The most talked-about employee of the Toronto Maple Leafs these days, as the team flails away hopelessly in pursuit of another playoff push that’s simply not to be, isn’t the goal-scoring savior who has just eight ginos since the start of February, or the Swedish goalie who’s putting up big-time stats but still getting no help from the team in front of him, or even the hard-ass new coach brought in when the ship was already listing sharply to one side and asked to right it again.

It is, instead, the beleaguered general manager who cannot — or perhaps will not — avoid the 10 billion-watt halogen bulbs shined on his every move.

This year, it seems, everything to do with the Maple Leafs is being filtered through Brian Burke. It’s not “Does Phil Kessel need more help than Joffrey Lupul?” or “Can Jonas Gustavsson improve?” It’s “When will Brian Burke swoop in and bail out this team by acquiring… well, someone who is good at hockey?”

It seems you can’t go more than a day or two without Burke’s name showing up at the center of some kind of discussion. Don Cherry blamed him for not having enough Ontario-born players on the team, he sparked that big debate over the role of the enforcer and the rise of the rats after he was gutted to cut a guy like Colton Orr, and has lately been seen complaining about the inherent unfairness of the trade deadline on players (and publicly mulling simply not observing it as an organization).

In much the way the Penguins are Sidney Crosby’s team and the Blackhawks are Jonathan Toews’ team, the Leafs are Brian Burke’s team moreso than anything else. And given the amount of attention being paid to him even prior to this season, the fact that Burke is jumping up and down waving a flare around trying to attract the attention of a giant, ravenous, primordial monster (the Toronto media) should tell you everything you need to know about what’s really going on here.

Brian Burke is very much trying to distract everyone from the fact that the Leafs have been hot garbage since November by turning up his Burkieness about 10-fold from previous years. The media is fascinated with Burke in a way that they are for few other people in the sport. He’s smart, candid, gruff, successful, and a great quote. All of these qualities make him the perfect media darling. And because he knows that, he plays it up big-time by making things harder on himself.

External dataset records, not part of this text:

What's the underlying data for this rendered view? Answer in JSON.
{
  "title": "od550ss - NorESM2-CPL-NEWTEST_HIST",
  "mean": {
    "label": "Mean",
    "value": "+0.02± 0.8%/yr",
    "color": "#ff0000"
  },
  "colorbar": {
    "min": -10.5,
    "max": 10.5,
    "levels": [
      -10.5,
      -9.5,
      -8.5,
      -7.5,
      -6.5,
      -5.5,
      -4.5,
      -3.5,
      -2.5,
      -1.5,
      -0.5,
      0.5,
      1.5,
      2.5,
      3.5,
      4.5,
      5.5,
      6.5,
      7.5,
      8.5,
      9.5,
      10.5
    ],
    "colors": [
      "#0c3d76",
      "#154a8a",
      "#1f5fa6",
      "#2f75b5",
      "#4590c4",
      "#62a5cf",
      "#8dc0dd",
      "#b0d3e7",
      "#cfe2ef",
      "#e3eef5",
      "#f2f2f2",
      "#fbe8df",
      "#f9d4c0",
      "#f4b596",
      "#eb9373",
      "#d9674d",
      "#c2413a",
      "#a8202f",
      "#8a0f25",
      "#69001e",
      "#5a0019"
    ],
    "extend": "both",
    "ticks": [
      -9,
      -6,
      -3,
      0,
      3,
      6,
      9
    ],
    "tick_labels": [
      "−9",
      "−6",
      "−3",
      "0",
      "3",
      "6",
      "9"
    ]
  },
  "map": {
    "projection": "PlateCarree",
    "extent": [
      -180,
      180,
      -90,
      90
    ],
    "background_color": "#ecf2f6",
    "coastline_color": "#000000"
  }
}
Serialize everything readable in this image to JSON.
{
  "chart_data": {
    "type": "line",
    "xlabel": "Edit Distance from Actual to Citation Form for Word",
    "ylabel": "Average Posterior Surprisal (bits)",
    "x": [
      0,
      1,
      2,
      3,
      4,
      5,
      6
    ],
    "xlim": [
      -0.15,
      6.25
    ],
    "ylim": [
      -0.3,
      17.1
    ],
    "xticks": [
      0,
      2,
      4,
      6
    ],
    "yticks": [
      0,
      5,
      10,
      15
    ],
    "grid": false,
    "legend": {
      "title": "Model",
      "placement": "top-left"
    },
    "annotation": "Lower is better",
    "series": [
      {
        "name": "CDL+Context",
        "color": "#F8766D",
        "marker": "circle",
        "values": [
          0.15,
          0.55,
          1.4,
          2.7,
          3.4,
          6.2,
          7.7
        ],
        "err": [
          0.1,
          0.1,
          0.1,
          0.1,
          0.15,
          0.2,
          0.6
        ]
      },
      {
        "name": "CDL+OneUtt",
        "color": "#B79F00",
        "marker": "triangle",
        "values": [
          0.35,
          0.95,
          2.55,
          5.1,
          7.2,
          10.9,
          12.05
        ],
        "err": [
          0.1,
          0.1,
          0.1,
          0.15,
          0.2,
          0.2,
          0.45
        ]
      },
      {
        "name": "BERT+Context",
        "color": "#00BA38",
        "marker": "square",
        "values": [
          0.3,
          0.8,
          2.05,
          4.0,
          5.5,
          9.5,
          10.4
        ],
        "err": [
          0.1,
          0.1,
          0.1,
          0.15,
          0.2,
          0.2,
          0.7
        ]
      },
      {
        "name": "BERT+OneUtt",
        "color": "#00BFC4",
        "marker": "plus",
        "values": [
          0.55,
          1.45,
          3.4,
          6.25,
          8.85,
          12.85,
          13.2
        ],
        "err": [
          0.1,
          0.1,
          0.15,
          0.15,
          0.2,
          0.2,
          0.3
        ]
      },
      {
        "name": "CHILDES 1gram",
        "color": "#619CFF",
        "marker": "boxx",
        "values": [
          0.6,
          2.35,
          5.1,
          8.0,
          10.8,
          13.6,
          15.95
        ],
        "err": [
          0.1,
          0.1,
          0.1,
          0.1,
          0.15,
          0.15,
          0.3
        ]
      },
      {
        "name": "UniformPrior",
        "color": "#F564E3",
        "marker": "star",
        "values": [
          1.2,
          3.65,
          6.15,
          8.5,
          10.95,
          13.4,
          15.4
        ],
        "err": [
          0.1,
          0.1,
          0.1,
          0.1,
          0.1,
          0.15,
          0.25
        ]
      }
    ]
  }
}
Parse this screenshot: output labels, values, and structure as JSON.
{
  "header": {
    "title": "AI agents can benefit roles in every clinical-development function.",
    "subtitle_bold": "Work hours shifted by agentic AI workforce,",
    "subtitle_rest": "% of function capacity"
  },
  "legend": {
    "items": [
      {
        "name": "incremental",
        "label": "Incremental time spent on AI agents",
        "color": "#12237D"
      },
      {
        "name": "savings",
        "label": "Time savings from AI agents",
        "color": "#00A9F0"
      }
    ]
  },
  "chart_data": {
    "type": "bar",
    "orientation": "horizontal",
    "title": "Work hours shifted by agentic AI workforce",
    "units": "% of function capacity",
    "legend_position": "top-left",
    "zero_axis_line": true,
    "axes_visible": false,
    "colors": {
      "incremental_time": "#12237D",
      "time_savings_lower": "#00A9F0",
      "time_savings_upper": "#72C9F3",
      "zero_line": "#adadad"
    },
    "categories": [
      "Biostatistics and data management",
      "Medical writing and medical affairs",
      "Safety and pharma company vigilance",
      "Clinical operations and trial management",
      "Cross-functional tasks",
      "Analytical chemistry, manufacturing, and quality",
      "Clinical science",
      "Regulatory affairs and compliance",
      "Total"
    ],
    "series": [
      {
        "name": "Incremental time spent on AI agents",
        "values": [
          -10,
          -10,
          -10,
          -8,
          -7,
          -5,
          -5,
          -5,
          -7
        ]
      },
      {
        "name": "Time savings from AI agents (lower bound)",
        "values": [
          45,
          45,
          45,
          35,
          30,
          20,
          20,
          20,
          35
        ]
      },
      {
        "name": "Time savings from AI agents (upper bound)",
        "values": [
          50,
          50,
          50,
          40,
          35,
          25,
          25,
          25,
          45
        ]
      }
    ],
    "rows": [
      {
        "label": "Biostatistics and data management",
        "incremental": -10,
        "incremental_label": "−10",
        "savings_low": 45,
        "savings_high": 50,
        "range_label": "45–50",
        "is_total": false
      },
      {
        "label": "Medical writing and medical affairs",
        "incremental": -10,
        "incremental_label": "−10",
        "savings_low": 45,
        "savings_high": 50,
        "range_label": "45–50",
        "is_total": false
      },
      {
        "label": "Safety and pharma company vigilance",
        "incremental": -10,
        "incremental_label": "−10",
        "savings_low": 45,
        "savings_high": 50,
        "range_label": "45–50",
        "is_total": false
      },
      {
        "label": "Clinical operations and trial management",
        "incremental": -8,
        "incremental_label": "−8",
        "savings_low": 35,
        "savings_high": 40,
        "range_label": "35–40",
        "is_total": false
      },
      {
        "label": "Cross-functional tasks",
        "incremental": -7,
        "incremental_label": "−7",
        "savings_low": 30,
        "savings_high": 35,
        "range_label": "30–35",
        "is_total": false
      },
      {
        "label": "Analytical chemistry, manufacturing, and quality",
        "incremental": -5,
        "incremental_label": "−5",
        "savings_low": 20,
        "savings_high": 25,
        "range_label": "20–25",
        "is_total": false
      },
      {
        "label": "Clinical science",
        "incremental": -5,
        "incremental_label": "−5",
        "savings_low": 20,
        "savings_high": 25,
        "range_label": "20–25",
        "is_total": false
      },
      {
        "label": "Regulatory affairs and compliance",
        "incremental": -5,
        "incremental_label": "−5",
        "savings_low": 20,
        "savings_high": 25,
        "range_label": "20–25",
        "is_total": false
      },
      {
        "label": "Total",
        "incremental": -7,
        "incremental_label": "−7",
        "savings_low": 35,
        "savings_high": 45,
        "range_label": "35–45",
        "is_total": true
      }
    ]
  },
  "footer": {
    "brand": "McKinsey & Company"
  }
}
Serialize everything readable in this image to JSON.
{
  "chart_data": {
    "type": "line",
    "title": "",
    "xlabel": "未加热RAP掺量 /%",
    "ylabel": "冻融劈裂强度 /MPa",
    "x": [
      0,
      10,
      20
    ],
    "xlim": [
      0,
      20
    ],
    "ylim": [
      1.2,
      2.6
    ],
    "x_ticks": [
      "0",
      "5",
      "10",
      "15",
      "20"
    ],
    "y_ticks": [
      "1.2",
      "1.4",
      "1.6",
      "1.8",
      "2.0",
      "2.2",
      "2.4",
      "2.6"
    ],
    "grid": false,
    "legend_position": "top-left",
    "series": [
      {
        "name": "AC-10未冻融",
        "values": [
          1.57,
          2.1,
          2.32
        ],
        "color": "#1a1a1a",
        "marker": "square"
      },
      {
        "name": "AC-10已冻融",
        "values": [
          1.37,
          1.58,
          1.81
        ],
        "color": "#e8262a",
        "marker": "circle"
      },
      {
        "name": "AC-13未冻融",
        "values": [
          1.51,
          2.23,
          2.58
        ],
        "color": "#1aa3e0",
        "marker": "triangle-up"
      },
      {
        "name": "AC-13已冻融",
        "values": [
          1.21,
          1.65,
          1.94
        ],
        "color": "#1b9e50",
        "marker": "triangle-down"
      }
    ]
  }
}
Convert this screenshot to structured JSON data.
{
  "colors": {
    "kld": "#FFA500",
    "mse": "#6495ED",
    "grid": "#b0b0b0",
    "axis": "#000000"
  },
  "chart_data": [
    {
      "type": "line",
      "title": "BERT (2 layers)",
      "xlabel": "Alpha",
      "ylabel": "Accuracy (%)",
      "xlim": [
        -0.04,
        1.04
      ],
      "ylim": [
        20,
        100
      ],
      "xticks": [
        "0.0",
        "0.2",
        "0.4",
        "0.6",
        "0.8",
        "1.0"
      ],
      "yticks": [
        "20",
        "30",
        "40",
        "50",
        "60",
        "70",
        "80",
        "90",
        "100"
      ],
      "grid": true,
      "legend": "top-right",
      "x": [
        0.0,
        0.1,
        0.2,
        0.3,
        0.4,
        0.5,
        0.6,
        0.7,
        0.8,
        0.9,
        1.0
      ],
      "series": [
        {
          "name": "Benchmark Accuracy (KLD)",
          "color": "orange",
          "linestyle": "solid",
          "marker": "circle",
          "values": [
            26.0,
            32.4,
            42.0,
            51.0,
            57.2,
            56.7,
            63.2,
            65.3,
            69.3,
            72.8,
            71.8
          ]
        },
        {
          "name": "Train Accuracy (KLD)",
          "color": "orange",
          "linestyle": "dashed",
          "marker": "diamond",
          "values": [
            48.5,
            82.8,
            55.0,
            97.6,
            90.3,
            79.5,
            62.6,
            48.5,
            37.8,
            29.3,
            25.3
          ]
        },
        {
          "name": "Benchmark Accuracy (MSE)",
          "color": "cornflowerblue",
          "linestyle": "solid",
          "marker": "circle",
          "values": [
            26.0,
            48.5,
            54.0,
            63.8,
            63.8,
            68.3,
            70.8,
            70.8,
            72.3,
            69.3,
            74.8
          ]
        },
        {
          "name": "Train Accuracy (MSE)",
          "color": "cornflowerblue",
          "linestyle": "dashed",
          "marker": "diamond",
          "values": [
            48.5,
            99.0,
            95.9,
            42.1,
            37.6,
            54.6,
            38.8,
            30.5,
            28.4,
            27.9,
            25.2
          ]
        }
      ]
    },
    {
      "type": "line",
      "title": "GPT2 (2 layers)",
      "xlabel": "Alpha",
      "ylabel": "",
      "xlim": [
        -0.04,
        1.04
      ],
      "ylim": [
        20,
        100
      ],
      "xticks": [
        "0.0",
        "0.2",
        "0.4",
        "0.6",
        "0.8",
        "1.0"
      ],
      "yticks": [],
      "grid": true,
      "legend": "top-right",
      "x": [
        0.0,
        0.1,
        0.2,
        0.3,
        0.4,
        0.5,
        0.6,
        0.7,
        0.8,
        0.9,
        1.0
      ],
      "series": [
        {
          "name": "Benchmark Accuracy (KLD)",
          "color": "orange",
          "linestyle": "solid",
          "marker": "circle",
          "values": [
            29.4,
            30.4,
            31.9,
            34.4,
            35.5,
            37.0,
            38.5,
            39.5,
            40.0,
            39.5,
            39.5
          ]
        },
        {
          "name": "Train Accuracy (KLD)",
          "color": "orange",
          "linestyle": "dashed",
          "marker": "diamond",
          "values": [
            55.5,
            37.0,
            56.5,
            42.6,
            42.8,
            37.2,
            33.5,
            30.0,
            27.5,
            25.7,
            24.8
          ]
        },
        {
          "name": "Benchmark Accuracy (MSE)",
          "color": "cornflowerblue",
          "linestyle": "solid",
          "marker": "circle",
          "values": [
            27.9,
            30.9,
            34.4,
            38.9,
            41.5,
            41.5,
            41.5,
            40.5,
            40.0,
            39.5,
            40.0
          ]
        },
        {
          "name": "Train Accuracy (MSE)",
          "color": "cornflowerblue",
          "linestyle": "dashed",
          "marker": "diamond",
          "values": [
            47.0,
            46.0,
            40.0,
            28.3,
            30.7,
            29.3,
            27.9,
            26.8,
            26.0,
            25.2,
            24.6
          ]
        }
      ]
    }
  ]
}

You may have noticed the increasing gruffness as the season has worn on. His trademark undone-tie is undone often before games even start these days, and one suspects he’ll be wearing around his head like a kid in Lord of the Flies by the end of the season; he’s hanging up on sports radio stations mid-interview (though to be fair those guys were real jerks); he’s once again doing in-depth interviews about himself in a way that he hasn’t in some time. Burke often talks at length about the effect the scrutiny has on his charges, and indeed has more or less said that’s the reason he cannot attract big-money, big-name players. Well, that and the no-trade clauses and combined $12.3 million being paid to Mike Komisarek, John-Michael Liles, and Luke Schenn through the end of 2013-14.

It’s kind of brilliant if you think about it. In a way, he’s doing a perfect job as a general manager. By drawing scrutiny away from his team — which he’s quick to remind you is in a hockey-mad market filled with jackals stalking the herd looking for the slightest sign of weakness — and toward himself, he is actually doing his team a service. Not, you’ll notice, on the ice or anything. But if they’re talking about Brian Burke, which they’ll do happily, they’re not talking about that disaster of a D corps. Any uncomfortable questions the team avoids are good ones in Burke’s book, and understandably so. Of course, because of all that, it’s also pretty much impossible to feel any kind of sympathy for the guy when we hear how hard all this has been on him, which was illustrated quite clearly, and very well, in the Globe and Mail over the weekend. (Congrats to the G&M, by the way, for writing the milestone 1,000th Intimate Profile of Brian Burke: The Man in the last two years.) It’s not easy being Brian Burke, to be sure. High-pressure job in which he’s as visible as anyone else in the organization — could most hockey fans have picked, say, Scott Howson before he bungled this season, out of a police lineup? — and is having pretty much no success at all in getting his team into the playoffs despite a massive payroll and a few very good players, plus he just had to fire one of his college buddies.

It’s hard to envy Brian Burke’s life and it’s really hard to think he’s lying when he says his job is at once awful and great, but at the same time, as the team he puts together slips farther out of a playoff spot, it would be nice to see attention shifted elsewhere. For, like, two days.